The Fort Worth school district is applying for a waiver allowing it to exceed maximum class sizes set by state law at 22 students for grades pre-K through fourth grade.
In Fort Worth ISD, more than 120 classrooms spread across every elementary school are above that limit, ranging from classes with 23 students up to 30 students, according to an agenda for the September school board meeting.
Existing staff were reallocated during the fall leveling process in order to meet the student-teacher ratio of 22:1 to the greatest extent possible, according to board documents.
“Despite the reallocation of staff, there are still classrooms over the established 22:1 class size ratio in grades PK-4,” district staff said in the documents.
While district officials say the move to seek a waiver is necessary to provide the highest-quality instruction, advocates have pointed to larger class sizes as hindering early childhood education and kindergarten readiness.
Steven Poole, the Executive Director of the United Educators Association spoke at the board meeting and asked the district to explore other options.
While the application of waivers is common, Poole said the size of the classrooms is a concern.
“It is really concerning when you see numbers jumping up to 27 ... 32,” he said. “Real talk, over 50% of those requests are coming east of I-35. Our students deserve quality academic setting.”
The average class size in Fort Worth Schools in the 2020-21 school year for kindergarten classes was 16.6, according to recent Texas Education Agency data. Statewide it was 17.7.
Waiver ensures more students get qualified teachers
Jerry Moore, chief of schools for Fort Worth ISD, said the move was necessary in order to ensure all students are receiving the highest-quality education, especially as teacher shortages continue to impact the district. Research on the topic of class size has shown that the quality of instruction is just as, if not more important, than the number of students in a classroom.
Moore said the district has observed the same thing.
“We’re out of compliance now, because we felt like it was in the best interest of students to be in a classroom with a certified teacher every single day, instead of being with a substitute and uncertified teacher, and sometimes being with multiple substitutes who come in and out when that’s not consistent,” he told the Star-Telegram.
In other circumstances, Moore said, classrooms have been leveled out according to the needs of emergent bilingual students.
“At the elementary level where the 22:1 ratio comes into play, we run … a predominantly English program and the dual-language program,” he said, “What happens at many of our elementary schools is in a grade level, those students don’t enroll in perfect 22s.”
Ensuring teachers only focus on dual language or English programs within a classroom increases the quality of overall instruction, even if it results in some larger classes, Moore said.
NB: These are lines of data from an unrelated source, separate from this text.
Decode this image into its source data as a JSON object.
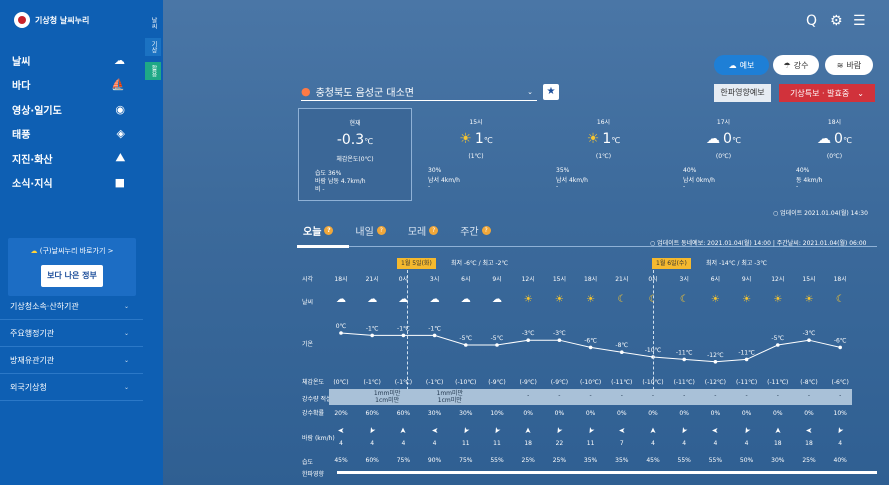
{
  "logo": {
    "text": "기상청 날씨누리"
  },
  "sidebar": {
    "items": [
      {
        "label": "날씨",
        "icon": "cloud-sun-icon"
      },
      {
        "label": "바다",
        "icon": "wave-icon"
      },
      {
        "label": "영상·일기도",
        "icon": "globe-icon"
      },
      {
        "label": "태풍",
        "icon": "typhoon-icon"
      },
      {
        "label": "지진·화산",
        "icon": "volcano-icon"
      },
      {
        "label": "소식·지식",
        "icon": "book-icon"
      }
    ],
    "banner": {
      "title": "(구)날씨누리 바로가기 >",
      "tagline": "보다 나은 정부"
    },
    "links": [
      {
        "label": "기상청소속·산하기관"
      },
      {
        "label": "주요행정기관"
      },
      {
        "label": "방재유관기관"
      },
      {
        "label": "외국기상청"
      }
    ]
  },
  "strip": {
    "tabs": [
      "날씨",
      "기상",
      "활용"
    ]
  },
  "toolbar": {
    "search": "Q",
    "settings": "⚙",
    "menu": "☰"
  },
  "modes": {
    "forecast": "예보",
    "precip": "강수",
    "wind": "바람"
  },
  "location": {
    "value": "충청북도 음성군 대소면"
  },
  "buttons": {
    "coldwave": "한파영향예보",
    "warning": "기상특보 · 발효중"
  },
  "cards": [
    {
      "time": "현재",
      "temp": "-0.3",
      "unit": "℃",
      "feel": "체감온도(0℃)",
      "l1": "습도 36%",
      "l2": "바람 남동 4.7km/h",
      "l3": "비 -",
      "icon": "none"
    },
    {
      "time": "15시",
      "temp": "1",
      "unit": "℃",
      "feel": "(1℃)",
      "l1": "30%",
      "l2": "남서 4km/h",
      "l3": "-",
      "icon": "sun"
    },
    {
      "time": "16시",
      "temp": "1",
      "unit": "℃",
      "feel": "(1℃)",
      "l1": "35%",
      "l2": "남서 4km/h",
      "l3": "-",
      "icon": "sun"
    },
    {
      "time": "17시",
      "temp": "0",
      "unit": "℃",
      "feel": "(0℃)",
      "l1": "40%",
      "l2": "남서 0km/h",
      "l3": "-",
      "icon": "cloud"
    },
    {
      "time": "18시",
      "temp": "0",
      "unit": "℃",
      "feel": "(0℃)",
      "l1": "40%",
      "l2": "동 4km/h",
      "l3": "-",
      "icon": "cloud"
    }
  ],
  "update1": "업데이트 2021.01.04(월) 14:30",
  "tabs": [
    "오늘",
    "내일",
    "모레",
    "주간"
  ],
  "update2": "업데이트 동네예보: 2021.01.04(월) 14:00 | 주간날씨: 2021.01.04(월) 06:00",
  "days": [
    {
      "tag": "1월 5일(화)",
      "range": "최저 -6℃ / 최고 -2℃"
    },
    {
      "tag": "1월 6일(수)",
      "range": "최저 -14℃ / 최고 -3℃"
    }
  ],
  "rows": {
    "time": "시각",
    "weather": "날씨",
    "temp": "기온",
    "feel": "체감온도",
    "precip": "강수량 적설",
    "prob": "강수확률",
    "wind": "바람 (km/h)",
    "hum": "습도",
    "cold": "한파영향"
  },
  "hours": [
    "18시",
    "21시",
    "0시",
    "3시",
    "6시",
    "9시",
    "12시",
    "15시",
    "18시",
    "21시",
    "0시",
    "3시",
    "6시",
    "9시",
    "12시",
    "15시",
    "18시"
  ],
  "icons": [
    "cloud-sun",
    "cloud",
    "cloud",
    "cloud",
    "cloud",
    "cloud",
    "sun",
    "sun",
    "sun",
    "moon",
    "moon",
    "moon",
    "sun",
    "sun",
    "sun",
    "sun",
    "moon"
  ],
  "temps": [
    0,
    -1,
    -1,
    -1,
    -5,
    -5,
    -3,
    -3,
    -6,
    -8,
    -10,
    -11,
    -12,
    -11,
    -5,
    -3,
    -6
  ],
  "temp_labels": [
    "0℃",
    "-1℃",
    "-1℃",
    "-1℃",
    "-5℃",
    "-5℃",
    "-3℃",
    "-3℃",
    "-6℃",
    "-8℃",
    "-10℃",
    "-11℃",
    "-12℃",
    "-11℃",
    "-5℃",
    "-3℃",
    "-6℃"
  ],
  "feels": [
    "(0℃)",
    "(-1℃)",
    "(-1℃)",
    "(-1℃)",
    "(-10℃)",
    "(-9℃)",
    "(-9℃)",
    "(-9℃)",
    "(-10℃)",
    "(-11℃)",
    "(-10℃)",
    "(-11℃)",
    "(-12℃)",
    "(-11℃)",
    "(-11℃)",
    "(-8℃)",
    "(-6℃)"
  ],
  "precip": {
    "a": "1mm미만 1cm미만",
    "b": "1mm미만 1cm미만",
    "dashes": [
      "-",
      "-",
      "-",
      "-",
      "-",
      "-",
      "-",
      "-",
      "-",
      "-",
      "-"
    ]
  },
  "probs": [
    "20%",
    "60%",
    "60%",
    "30%",
    "30%",
    "10%",
    "0%",
    "0%",
    "0%",
    "0%",
    "0%",
    "0%",
    "0%",
    "0%",
    "0%",
    "0%",
    "10%"
  ],
  "winds": [
    "4",
    "4",
    "4",
    "4",
    "11",
    "11",
    "18",
    "22",
    "11",
    "7",
    "4",
    "4",
    "4",
    "4",
    "18",
    "18",
    "4"
  ],
  "hums": [
    "45%",
    "60%",
    "75%",
    "90%",
    "75%",
    "55%",
    "25%",
    "25%",
    "35%",
    "35%",
    "45%",
    "55%",
    "55%",
    "50%",
    "30%",
    "25%",
    "40%"
  ]
}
Other options to ensure compliance include bridge classrooms, where teachers are responsible for multiple grades within the same classroom.
“It’s a better benefit for our teachers and our students to be just one or two students over the 22 to one ratio,” Moore said.
Teachers in the larger classrooms are given extra compensation and are prioritized for extra staffing including substitutes or instructional coaches, Moore added.
Poole said during the board meeting that increased compensation is not the only thing teachers need.
“What they need is time and support,” he said. “We can do better.”
Advocates who pushed for a 2021 law change that included pre-K in the classroom size requirements say there are costs to larger class sizes.
Advocates say larger classes are bad for young children
Until 2021, the class size limit only applied to kindergarten through fourth grade. But advocates successfully pushed for a change to include pre-K in the requirement under new legislation, citing studies that show the importance of smaller class size on school readiness.
In testimony on a piece of legislation that expanded classroom size requirements to pre-K through fourth grade, the advocacy organization Texans Care for Children said larger class sizes bring challenges.
“With a class size of over 22 students per teacher, it’s challenging even for the most experienced teacher to address each child’s needs, manage behavioral challenges, and get young students ready for kindergarten,” David Feigen, early childhood policy associate, said in prepared remarks.
In addition, high-quality, low-ratio care has been tied to higher rates of kindergarten readiness, Feigen testified.
“According to the E3 Alliance’s analysis of Texas education data, it takes the combination of full-day pre-K and low student-teacher ratios to see significantly greater kindergarten readiness, leading to better outcomes across a child’s education,” he said.
In 2020 only 63% of students assessed in Fort Worth schools were considered kindergarten ready, according to Texas Education Agency data; 76% attended pre-K prior to attending school.
More recent data was not available.
The waiver was voted on at the regular September board meeting Tuesday night.
Trustee Anne Darr asked for a report to be compiled to explore the topic, but said the board did not hold the responsibility of fixing the issue.
“It is not the board’s responsibility ... to solve this problem,” she said, adding that the board should work to support the superintendent in dealing with the class size issue.
“Just because we apply for the waiver, doesn’t mean the work is done,” she added.